Ya no recuerda mi nombre y mi cara se le hace extraña. Sin embargo, hay algo que siempre la hace sonreír: el olor de la comida. Así que he decidido, que a partir de hoy, seré su chef personal. Prepararé sus platillos favoritos todos los días. Sé que es feliz cuando huele la comida, lo expresa en su rostro que se ilumina y sus ojos que adquieren ese brillo tan especial.
En este nuevo contexto, el miedo irracional que siempre manifesté ante ciertos sonidos estridentes ha desaparecido. Ya no tengo muecas de desagrado al sentir el sonido repentino de los cubiertos en su plato de porcelana. Ahora, sólo siento inmensa alegría al ver sus manos frágiles y temblorosas, como mariposas danzantes venciendo la resistencia del aire y llevando amorosas las raciones a su boca. Verla comer, se ha convertido —desde este instante—, en mi ritual favorito. Luego, me encargaré de limpiar los restos de alimentos que caen al suelo y sobre su vestido. Ahora, sólo quiero disfrutar al verla atiborrarse. No tengo más prisas, la veo saborear cada alimento con el ansia infinita de un niño ante su golosina preferida.

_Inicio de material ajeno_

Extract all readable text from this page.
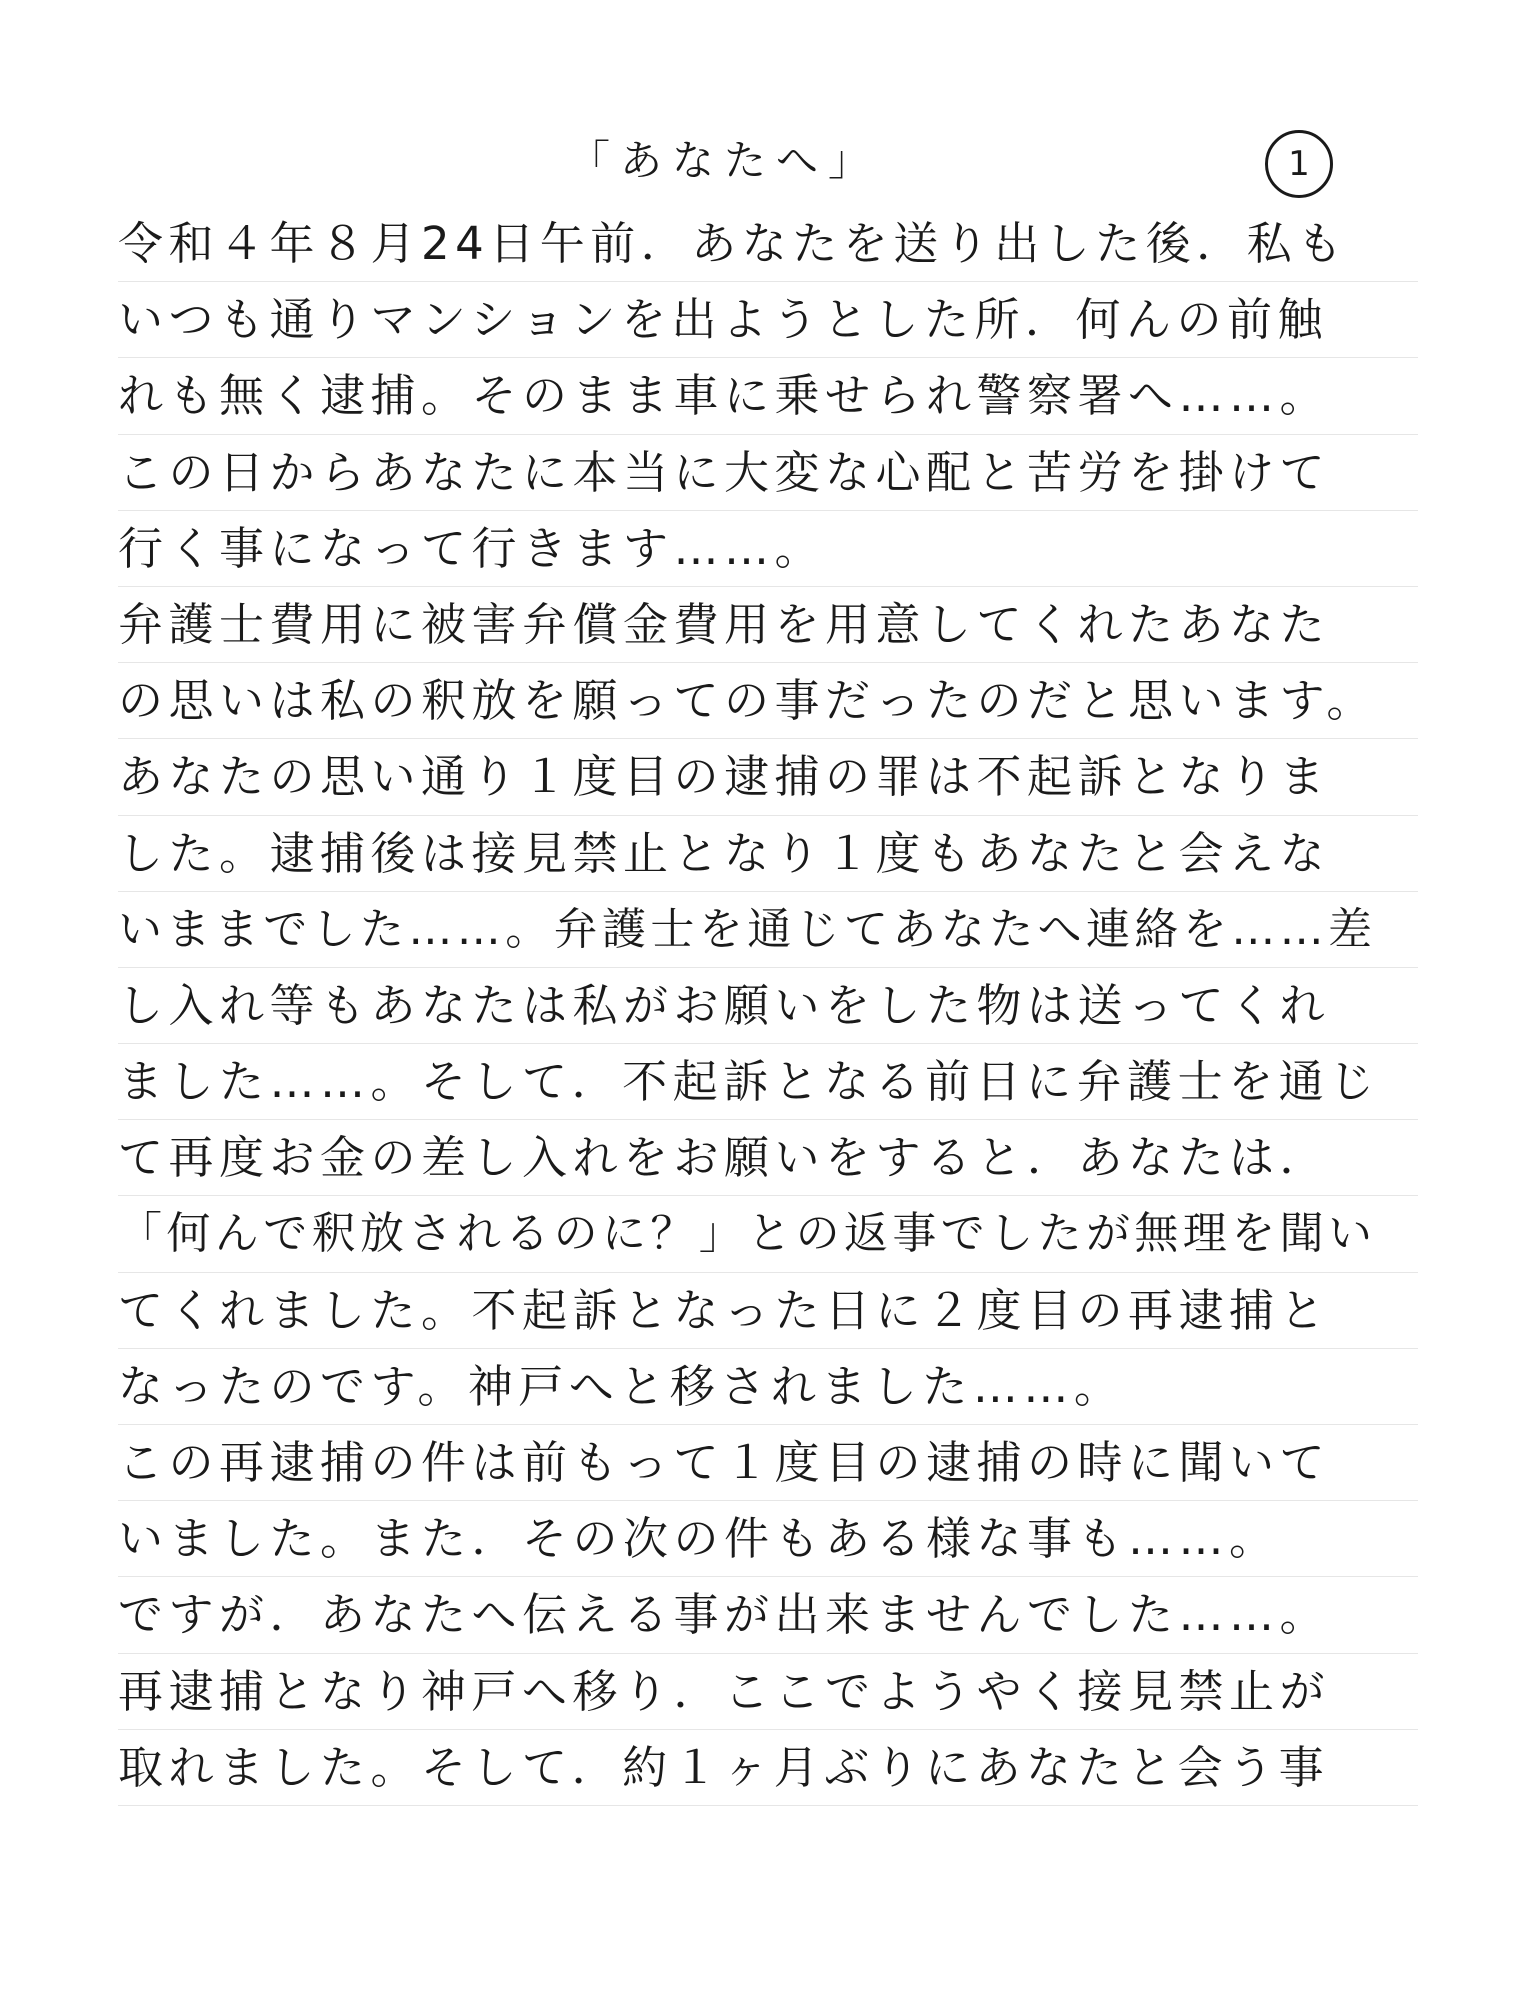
「あなたへ」	1
令和４年８月24日午前．あなたを送り出した後．私も
いつも通りマンションを出ようとした所．何んの前触
れも無く逮捕。そのまま車に乗せられ警察署へ……。
この日からあなたに本当に大変な心配と苦労を掛けて
行く事になって行きます……。
弁護士費用に被害弁償金費用を用意してくれたあなた
の思いは私の釈放を願っての事だったのだと思います。
あなたの思い通り１度目の逮捕の罪は不起訴となりま
した。逮捕後は接見禁止となり１度もあなたと会えな
いままでした……。弁護士を通じてあなたへ連絡を……差
し入れ等もあなたは私がお願いをした物は送ってくれ
ました……。そして．不起訴となる前日に弁護士を通じ
て再度お金の差し入れをお願いをすると．あなたは．
「何んで釈放されるのに？」との返事でしたが無理を聞い
てくれました。不起訴となった日に２度目の再逮捕と
なったのです。神戸へと移されました……。
この再逮捕の件は前もって１度目の逮捕の時に聞いて
いました。また．その次の件もある様な事も……。
ですが．あなたへ伝える事が出来ませんでした……。
再逮捕となり神戸へ移り．ここでようやく接見禁止が
取れました。そして．約１ヶ月ぶりにあなたと会う事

En este momento, mi mayor preocupación es lograr que su vida sea, en lo posible, lo más cómoda y afortunada. Me convertiré en su cuidador principal. Al principio será difícil, es cierto, pero poco a poco aprenderé a aceptarlo y me adaptaré a sus necesidades.
Además de cocinar, también me encargaré de vestirle y hacerle la cama. Me gusta pensar que, aunque no puede recordarme, podrá sentir todo el amor que le tengo cada vez que cierre los botones de su blusa o ajuste sus zapatos.
Le digo «te amo» y en su cara arrugada se dibuja de nuevo una sonrisa. Sé que mi voz le resulta agradable y familiar, aunque mi rostro se haya perdido en algún lugar de su memoria. Con su voz tenue, como cuerdas de un violín mal afinado, me dice: «y tú, ¿quién eres?».